When a “side view” of a distributed software architecture is communicated, it’s sometimes presented with a specific instantiation of something like this four layer drawing; where COTS = Commercial Off The Shelf and FOSS=Free Open Source Software:

I think that neglecting the artifacts that capture the thinking and rationale in the more abstract higher layers of the stack is a recipe for high downstream maintenance costs, competitive disadvantage, and all around stakeholder damage. For “big” systems, trying to find/fix bugs, or determining where new feature source code must be inserted among 100s of thousands of lines of code, is a huge cost sink when a coherent full stack of artifacts is not available to steer the hunt. The artifacts don’t have to be high ceremony, heavyweight boat anchors, they just have to be useful. Simple, but not simplistic.

For safety-critical systems, besides being a boon to maintenance, another increasingly important reason for treating the upper layers with respect is certification. All certification agencies require an auditable and scrutably connected path from requirements down through the source code. The classic end run around the certification obstacle when the content of the upper layers is non-existent or resembles swiss cheese is to get the system classified as “advisory”.

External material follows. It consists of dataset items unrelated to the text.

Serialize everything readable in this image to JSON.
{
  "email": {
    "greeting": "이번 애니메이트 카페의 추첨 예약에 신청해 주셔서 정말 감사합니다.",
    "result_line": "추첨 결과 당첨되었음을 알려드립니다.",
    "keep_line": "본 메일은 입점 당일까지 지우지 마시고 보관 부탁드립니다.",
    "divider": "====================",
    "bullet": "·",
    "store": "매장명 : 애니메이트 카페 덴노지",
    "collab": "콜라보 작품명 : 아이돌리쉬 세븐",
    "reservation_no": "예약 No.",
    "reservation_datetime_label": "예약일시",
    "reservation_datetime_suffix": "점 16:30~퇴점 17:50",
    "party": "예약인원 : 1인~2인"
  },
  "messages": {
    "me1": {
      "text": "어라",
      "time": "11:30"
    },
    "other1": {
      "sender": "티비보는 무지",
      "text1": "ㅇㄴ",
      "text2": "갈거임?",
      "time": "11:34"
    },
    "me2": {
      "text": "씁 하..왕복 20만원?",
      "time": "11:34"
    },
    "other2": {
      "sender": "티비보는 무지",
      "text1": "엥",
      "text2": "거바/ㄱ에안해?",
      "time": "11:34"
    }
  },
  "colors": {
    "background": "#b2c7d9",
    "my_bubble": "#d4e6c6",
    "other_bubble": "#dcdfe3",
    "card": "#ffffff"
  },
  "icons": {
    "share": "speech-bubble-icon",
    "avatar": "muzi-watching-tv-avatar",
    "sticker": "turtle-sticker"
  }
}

Frenetic , clock-watching managers and illiterate software developers are the obvious culprits of upper layer neglect but, ironically, the biggest contributors to undependable and uncertifiable systems are customers themselves. By consistently selecting the lowest bidder during acquisition, customers unconsciously encourage corner-cutting and apathy towards safety.

Got any ideas for breaking the loop of woe? I wish I did, but I don’t.

  1. fishead's avatar
    fishead
    January 27, 2010 at 9:59 am

    OK. That’s scary. Your ‘loop of woe’ can be applied to just about everything these days. Products, services, everything. It’s the Wal-Mart syndrome. Cheap is good, although cheap falls apart and fails very quickly.

    In cases where transparency is more valuable than the lowest bidder, the loop of woe CAN be broken. But that requires partnership on the customer’s side. If the customer understands your costs, and you openly share your costs, along with your expected margin, at the beginning phase of a project, not only do you end up with a more functional system, everybody wins.

    It’s when the developer tries to hide in the cloud of obfuscation as he cuts corners where things fall apart. Burn off the fog and the sun comes out.

    • January 27, 2010 at 6:42 pm

      Well said Rick. Thanx for the feedback.